The latter tactical event was the most tragic. The Bosnian combatants killed 42 soldiers, left 72 wounded and took 215 soldiers and officers captive, who were later kept prisoners in violation of the international convention on POWs.
The Serbian prosecutor’s office has long wanted to indict Ejup Ganic with war crimes against wounded Yugoslav soldiers and prisoners of war, and also with illicit methods of conducting war.
If extradited to Serbia, Ejup Ganic would be the first high-ranking Bosnian Muslim official tried for war crimes. Therefore the case is already being dubbed as politically motivated.
Marko Gasic from the British-Serbian Alliance for Peace joined RT in London doubts that Ejup Ganic would be able to avoid the further investigation because the materials submitted by the Serb officials are sufficient to extradite him to Serbia. The final decision on Ganic’s extradition will be taken on March 29.
“The decision to arrest Ganic at Heathrow airport was a legal and a police one. The decision to keep him in jail for this period was a judicial one, but the decision to release him and not extradite him to face justice and a fair trial would in fact be a political one,” Marko Gasic estimated.
“That would really be a bit of a compromise between Britain’s proud tradition of independent judiciary and the real political pressures and informal settings being brought to bear,” he said.
Ejup Ganic’s supporters have already labeled his possible extradition a “political move against Bosnian sovereignty.”
“There has never been a cheaper complaint from the Bosnian Muslim leadership about numerous Bosnian citizens arrested previously. It seems they only want to protect their fellow leaders from the charges of war crimes,” revealed the disposition Marko Gasic.
“They want to jealously guard the ‘victim’ stature they managed to impose on the world through a very successful propaganda over a period of years,” he added.
Marko Gasic also pointed out that “in the modern day international law there is no hiding of war crimes behind the doctrine of state sovereignty. You cannot let him [Ejup Ganic] go because he is a Bosnian citizen.”
“The awful, heinous massacre Ejup Ganic is being accused of a great deal accelerated the arrival of a full-scale war to Bosnia and Herzegovina and he must be given a fair trial and properly answer questions, something he [has] never done so far,” concluded Gasic.
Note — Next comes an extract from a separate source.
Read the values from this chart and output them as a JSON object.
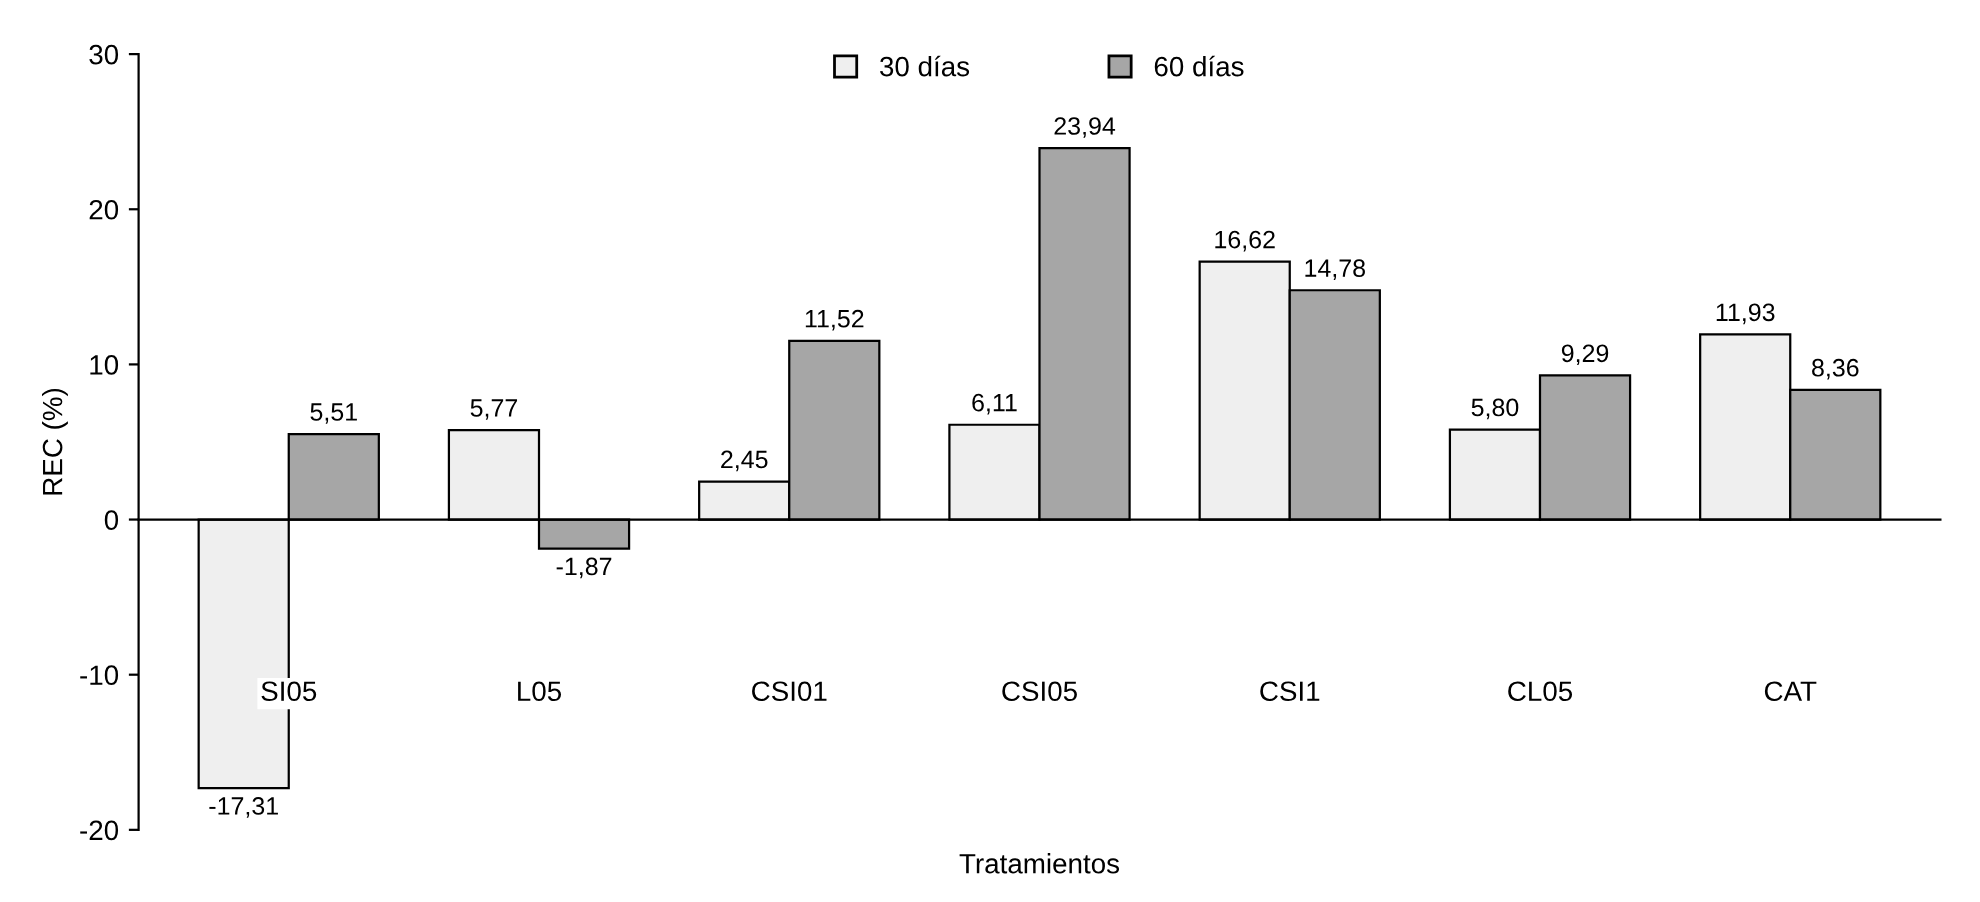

The Hague Tribunal never investigated the Ejup Ganic because it lacked the recourses to do so, and therefore passed the decision to the national court. The Sarajevo court has been sitting on Ganic’s case for seven years already, without having taken any action to investigate the case whatsoever.
“There is no prospect in Sarajevo of him being tried at all,” Gasic said, because naturally “they have no desire to investigate their own war crimes.”